Истинные размеры бедствия обозначились для Орлова, когда выяснилось, что и старуха с внучкой остались совсем без денег на дорогу. Можно было, разумеется, съездить за деньгами домой к сыну старухи, но там требовалось еще вскрыть замок, чтобы войти в квартиру, а на это времени, по всей видимости, не хватило б. И виновник происшествия, разволновавшись и страшно потея, точно обрызнутый водой, в тоске выкрикнул:
— Браток, займи пятерку!
Как ни был уже Федор Григорьевич подготовлен к худшему, эта просьба пассажира в первую минуту озадачила его. .
— Им пятерки хватит, — страстно убеждал его инвалид. — Всего двое суток им ехать. А я тебе завтра же... Или не веришь?.. В зубах тебе принесу...

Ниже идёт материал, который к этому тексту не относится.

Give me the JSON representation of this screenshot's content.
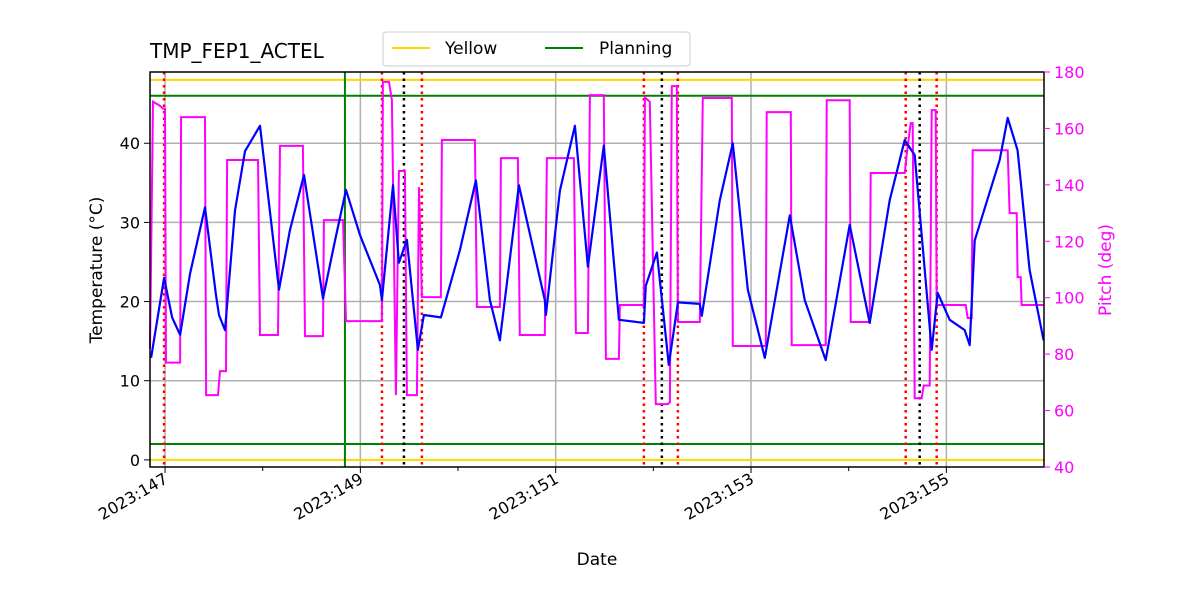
{
  "chart_data": {
    "type": "line",
    "title": "TMP_FEP1_ACTEL",
    "xlabel": "Date",
    "ylabel": "Temperature ($^\\circ$C)",
    "ylabel_display": "Temperature (°C)",
    "y2label": "Pitch (deg)",
    "xlim": [
      146.846,
      156.0
    ],
    "ylim": [
      -0.9,
      49
    ],
    "y2lim": [
      40,
      180
    ],
    "grid": true,
    "legend_placement": "top-center, above plot",
    "xticks": [
      {
        "value": 147,
        "label": "2023:147"
      },
      {
        "value": 149,
        "label": "2023:149"
      },
      {
        "value": 151,
        "label": "2023:151"
      },
      {
        "value": 153,
        "label": "2023:153"
      },
      {
        "value": 155,
        "label": "2023:155"
      }
    ],
    "xminor": [
      148,
      150,
      152,
      154
    ],
    "yticks": [
      0,
      10,
      20,
      30,
      40
    ],
    "y2ticks": [
      40,
      60,
      80,
      100,
      120,
      140,
      160,
      180
    ],
    "legend": [
      {
        "name": "Yellow",
        "color": "#ffd700"
      },
      {
        "name": "Planning",
        "color": "#008000"
      }
    ],
    "hlines": [
      {
        "y": 48,
        "color": "#ffd700"
      },
      {
        "y": 0,
        "color": "#ffd700"
      },
      {
        "y": 46,
        "color": "#008000"
      },
      {
        "y": 2,
        "color": "#008000"
      }
    ],
    "vline_solid": {
      "x": 148.842,
      "color": "#008000"
    },
    "vlines_red_dotted": [
      146.99,
      149.221,
      149.63,
      151.903,
      152.251,
      154.584,
      154.901
    ],
    "vlines_black_dotted": [
      149.446,
      152.087,
      154.727
    ],
    "colors": {
      "temperature": "#0000ff",
      "pitch": "#ff00ff",
      "axis2": "#ff00ff"
    },
    "temperature": {
      "x": [
        146.857,
        146.99,
        147.072,
        147.154,
        147.256,
        147.409,
        147.522,
        147.553,
        147.614,
        147.716,
        147.819,
        147.972,
        148.167,
        148.279,
        148.423,
        148.617,
        148.74,
        148.853,
        148.996,
        149.2,
        149.221,
        149.334,
        149.395,
        149.477,
        149.589,
        149.651,
        149.825,
        150.019,
        150.183,
        150.326,
        150.429,
        150.623,
        150.889,
        150.9,
        151.043,
        151.197,
        151.33,
        151.493,
        151.647,
        151.903,
        151.923,
        152.036,
        152.158,
        152.251,
        152.476,
        152.496,
        152.68,
        152.814,
        152.967,
        153.141,
        153.397,
        153.55,
        153.765,
        154.011,
        154.215,
        154.42,
        154.574,
        154.676,
        154.85,
        154.912,
        155.034,
        155.188,
        155.239,
        155.29,
        155.546,
        155.628,
        155.73,
        155.853,
        155.996
      ],
      "y": [
        12.9,
        23.0,
        18,
        15.8,
        23.5,
        31.9,
        20.8,
        18.3,
        16.4,
        31.5,
        39,
        42.2,
        21.5,
        29,
        36,
        20.4,
        27.7,
        34.1,
        28.4,
        22.1,
        20.2,
        34.7,
        24.9,
        27.8,
        13.9,
        18.3,
        18,
        26.5,
        35.3,
        20.2,
        15.1,
        34.7,
        20.2,
        18.3,
        34,
        42.2,
        24.4,
        39.7,
        17.7,
        17.3,
        22,
        26.2,
        12,
        19.9,
        19.7,
        18.2,
        32.8,
        40,
        21.5,
        12.9,
        30.9,
        20.2,
        12.6,
        29.7,
        17.3,
        32.8,
        40.4,
        38.5,
        13.9,
        21.1,
        17.7,
        16.4,
        14.5,
        27.7,
        37.9,
        43.2,
        39.1,
        24,
        15.1
      ]
    },
    "pitch": {
      "x": [
        146.846,
        146.877,
        146.949,
        146.98,
        147.0,
        147.01,
        147.154,
        147.164,
        147.409,
        147.42,
        147.542,
        147.563,
        147.624,
        147.635,
        147.952,
        147.972,
        148.157,
        148.177,
        148.412,
        148.433,
        148.617,
        148.627,
        148.822,
        148.853,
        149.221,
        149.231,
        149.293,
        149.323,
        149.364,
        149.395,
        149.456,
        149.477,
        149.579,
        149.6,
        149.63,
        149.825,
        149.835,
        150.173,
        150.193,
        150.429,
        150.439,
        150.613,
        150.633,
        150.889,
        150.91,
        151.186,
        151.207,
        151.33,
        151.35,
        151.493,
        151.514,
        151.647,
        151.657,
        151.903,
        151.913,
        151.964,
        152.025,
        152.148,
        152.169,
        152.189,
        152.24,
        152.251,
        152.476,
        152.506,
        152.803,
        152.814,
        153.151,
        153.161,
        153.407,
        153.417,
        153.765,
        153.775,
        154.011,
        154.021,
        154.215,
        154.226,
        154.574,
        154.594,
        154.635,
        154.656,
        154.676,
        154.748,
        154.768,
        154.83,
        154.85,
        154.891,
        154.901,
        155.198,
        155.219,
        155.26,
        155.27,
        155.628,
        155.648,
        155.72,
        155.73,
        155.761,
        155.771,
        155.996
      ],
      "y": [
        82,
        169.5,
        168,
        167,
        167,
        77,
        77,
        164,
        164,
        65.5,
        65.5,
        74,
        74,
        148.8,
        148.8,
        86.8,
        86.8,
        153.8,
        153.8,
        86.4,
        86.4,
        127.5,
        127.5,
        91.7,
        91.7,
        176.5,
        176.5,
        170,
        65.5,
        144.9,
        144.9,
        65.5,
        65.5,
        139.2,
        100.2,
        100.2,
        155.9,
        155.9,
        96.7,
        96.7,
        149.5,
        149.5,
        86.8,
        86.8,
        149.5,
        149.5,
        87.5,
        87.5,
        171.8,
        171.8,
        78.3,
        78.3,
        97.4,
        97.4,
        171,
        169.4,
        62.3,
        62.3,
        63,
        175,
        175,
        91.4,
        91.4,
        170.8,
        170.8,
        82.9,
        82.9,
        165.8,
        165.8,
        83.2,
        83.2,
        170,
        170,
        91.4,
        91.4,
        144.2,
        144.2,
        150.6,
        161.9,
        161.9,
        64.4,
        64.4,
        68.9,
        68.9,
        166.5,
        166.5,
        97.4,
        97.4,
        92.8,
        92.8,
        152.3,
        152.3,
        130,
        130,
        107.3,
        107.3,
        97.4,
        97.4
      ]
    }
  }
}
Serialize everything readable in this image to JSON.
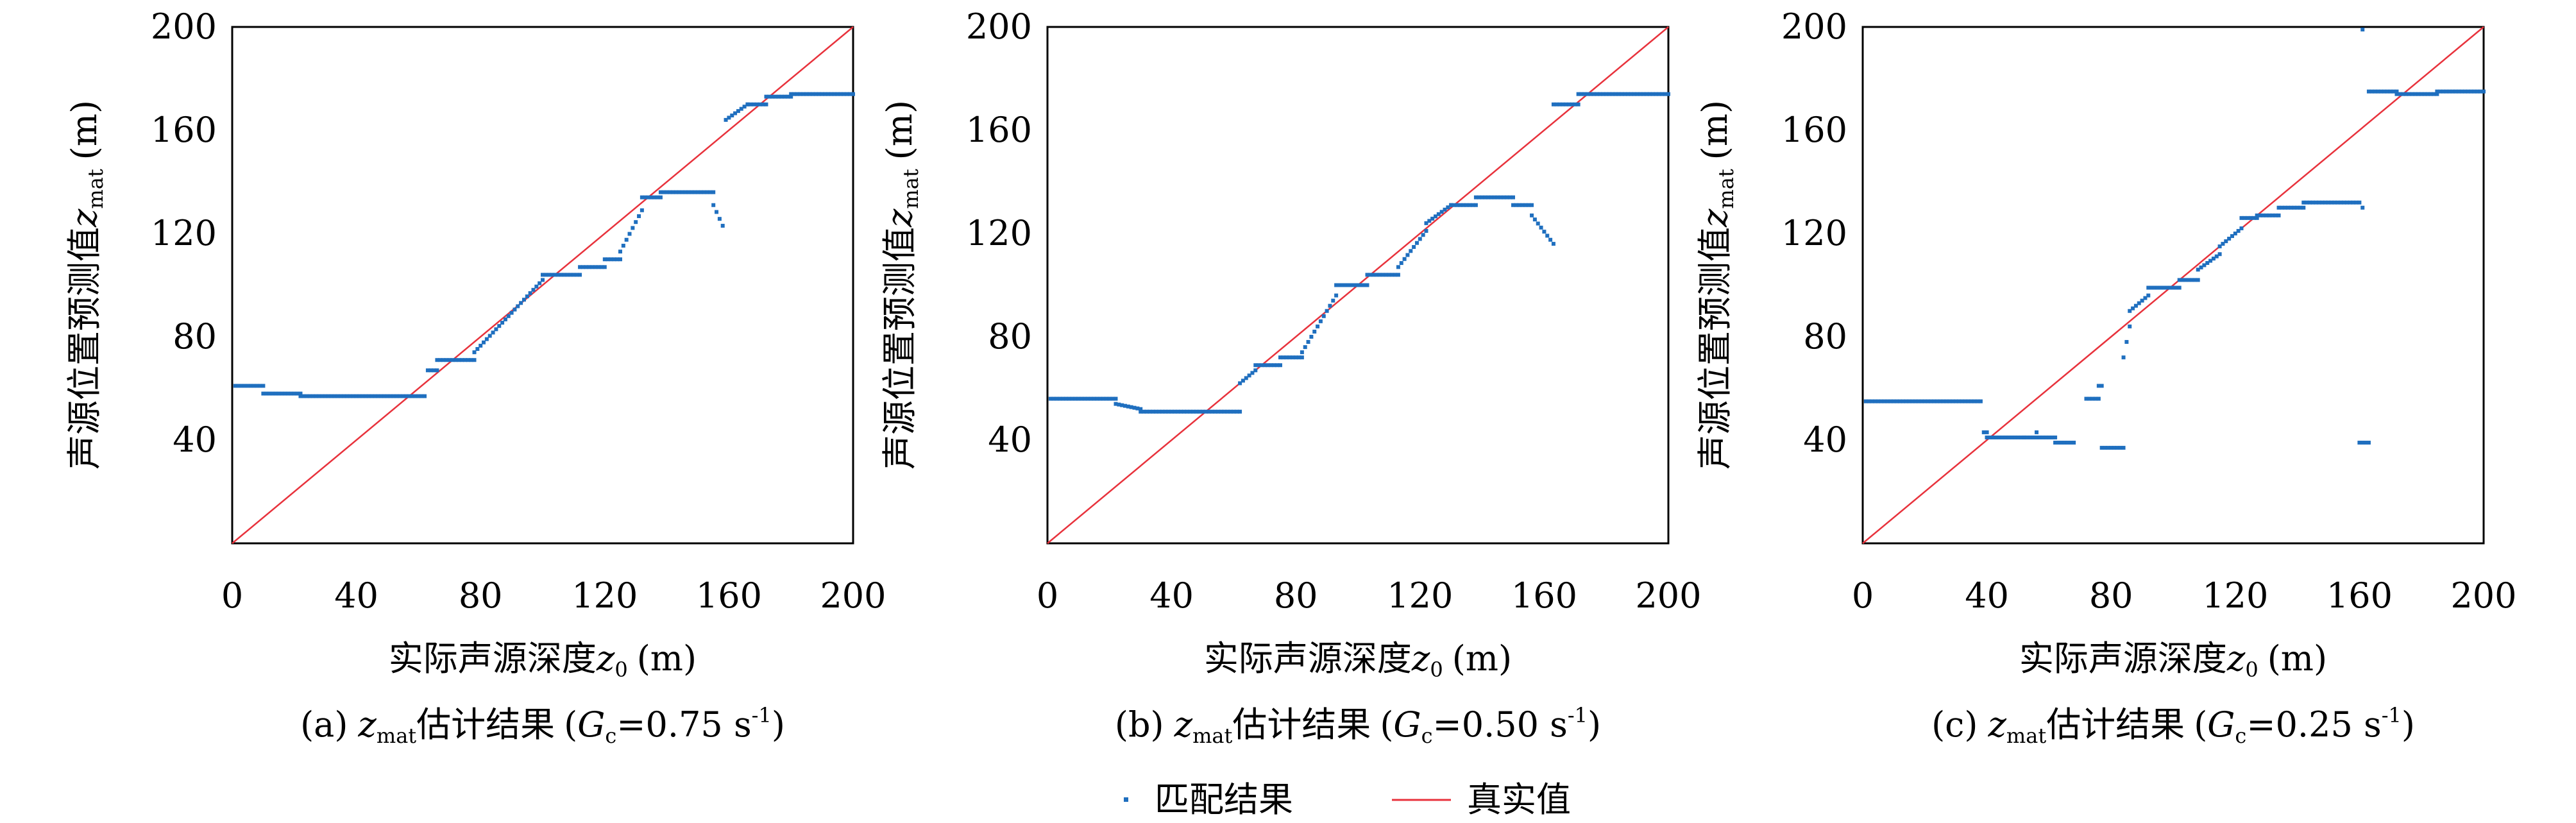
{
  "colors": {
    "matched": "#1f6fbf",
    "true_line": "#e8323c",
    "axis": "#000000"
  },
  "x_axis_label": "实际声源深度",
  "x_axis_symbol": "z",
  "x_axis_subscript": "0",
  "x_axis_unit": "(m)",
  "y_axis_label": "声源位置预测值",
  "y_axis_symbol": "z",
  "y_axis_subscript": "mat",
  "y_axis_unit": "(m)",
  "legend": {
    "matched_label": "匹配结果",
    "true_label": "真实值"
  },
  "chart_data": [
    {
      "type": "scatter",
      "caption_prefix": "(a)",
      "caption_symbol": "z",
      "caption_symbol_sub": "mat",
      "caption_text": "估计结果",
      "caption_param": "G",
      "caption_param_sub": "c",
      "caption_value": "=0.75 s",
      "caption_unit_sup": "-1",
      "xlim": [
        0,
        200
      ],
      "ylim": [
        0,
        200
      ],
      "x_ticks": [
        0,
        40,
        80,
        120,
        160,
        200
      ],
      "y_ticks": [
        40,
        80,
        120,
        160,
        200
      ],
      "series": [
        {
          "name": "匹配结果",
          "segments": [
            [
              1,
              10,
              61
            ],
            [
              10,
              22,
              58
            ],
            [
              22,
              62,
              57
            ],
            [
              63,
              66,
              67
            ],
            [
              66,
              78,
              71
            ],
            [
              78,
              100,
              74,
              102
            ],
            [
              100,
              112,
              104
            ],
            [
              112,
              120,
              107
            ],
            [
              120,
              125,
              110
            ],
            [
              125,
              132,
              113,
              129
            ],
            [
              132,
              138,
              134
            ],
            [
              138,
              155,
              136
            ],
            [
              155,
              158,
              131,
              123
            ],
            [
              159,
              166,
              164,
              170
            ],
            [
              166,
              172,
              170
            ],
            [
              172,
              180,
              173
            ],
            [
              180,
              200,
              174
            ]
          ]
        },
        {
          "name": "真实值",
          "x": [
            0,
            200
          ],
          "y": [
            0,
            200
          ]
        }
      ]
    },
    {
      "type": "scatter",
      "caption_prefix": "(b)",
      "caption_symbol": "z",
      "caption_symbol_sub": "mat",
      "caption_text": "估计结果",
      "caption_param": "G",
      "caption_param_sub": "c",
      "caption_value": "=0.50 s",
      "caption_unit_sup": "-1",
      "xlim": [
        0,
        200
      ],
      "ylim": [
        0,
        200
      ],
      "x_ticks": [
        0,
        40,
        80,
        120,
        160,
        200
      ],
      "y_ticks": [
        40,
        80,
        120,
        160,
        200
      ],
      "series": [
        {
          "name": "匹配结果",
          "segments": [
            [
              1,
              22,
              56
            ],
            [
              22,
              30,
              54,
              52
            ],
            [
              30,
              62,
              51
            ],
            [
              62,
              67,
              62,
              67
            ],
            [
              67,
              75,
              69
            ],
            [
              75,
              82,
              72
            ],
            [
              82,
              93,
              74,
              96
            ],
            [
              93,
              103,
              100
            ],
            [
              103,
              113,
              104
            ],
            [
              113,
              122,
              107,
              121
            ],
            [
              122,
              130,
              124,
              131
            ],
            [
              130,
              138,
              131
            ],
            [
              138,
              150,
              134
            ],
            [
              150,
              156,
              131
            ],
            [
              156,
              163,
              127,
              116
            ],
            [
              163,
              171,
              170
            ],
            [
              171,
              200,
              174
            ]
          ]
        },
        {
          "name": "真实值",
          "x": [
            0,
            200
          ],
          "y": [
            0,
            200
          ]
        }
      ]
    },
    {
      "type": "scatter",
      "caption_prefix": "(c)",
      "caption_symbol": "z",
      "caption_symbol_sub": "mat",
      "caption_text": "估计结果",
      "caption_param": "G",
      "caption_param_sub": "c",
      "caption_value": "=0.25 s",
      "caption_unit_sup": "-1",
      "xlim": [
        0,
        200
      ],
      "ylim": [
        0,
        200
      ],
      "x_ticks": [
        0,
        40,
        80,
        120,
        160,
        200
      ],
      "y_ticks": [
        40,
        80,
        120,
        160,
        200
      ],
      "series": [
        {
          "name": "匹配结果",
          "segments": [
            [
              1,
              38,
              55
            ],
            [
              39,
              40,
              43
            ],
            [
              40,
              52,
              41
            ],
            [
              52,
              62,
              41
            ],
            [
              62,
              68,
              39
            ],
            [
              72,
              76,
              56
            ],
            [
              76,
              77,
              61
            ],
            [
              77,
              84,
              37
            ],
            [
              84,
              86,
              72,
              84
            ],
            [
              86,
              92,
              90,
              96
            ],
            [
              92,
              102,
              99
            ],
            [
              102,
              108,
              102
            ],
            [
              108,
              115,
              106,
              112
            ],
            [
              115,
              122,
              115,
              122
            ],
            [
              122,
              127,
              126
            ],
            [
              127,
              134,
              127
            ],
            [
              134,
              142,
              130
            ],
            [
              142,
              160,
              132
            ],
            [
              160,
              163,
              39
            ],
            [
              163,
              172,
              175
            ],
            [
              172,
              185,
              174
            ],
            [
              185,
              200,
              175
            ]
          ],
          "points": [
            [
              161,
              199
            ],
            [
              161,
              130
            ],
            [
              40,
              41
            ],
            [
              56,
              43
            ]
          ]
        },
        {
          "name": "真实值",
          "x": [
            0,
            200
          ],
          "y": [
            0,
            200
          ]
        }
      ]
    }
  ]
}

Федор Григорьевич покивал своей крупной седой головой, усмехнулся.
— Комедия получается, — проговорил он беззлобно, скорее раздумчиво. — Форменный театр.
Он почувствовал даже нечто близкое к душевному успокоению — все обернулось именно так, как у него обычно бывало, все встало на свои места. И пора бы уж ему твердо усвоить, что он не из тех счастливчиков, которым удача сама идет в руки, нет, он не ас, он трудяга, стоянщик. А та изобретательность, с какой судьба опять напомнила ему об этом, право же, выглядела, как веселый розыгрыш. Его «пиджаки», эта «греза таксиста», поступали, можно сказать, к нему на иждивение — ненадолго, надо было надеяться.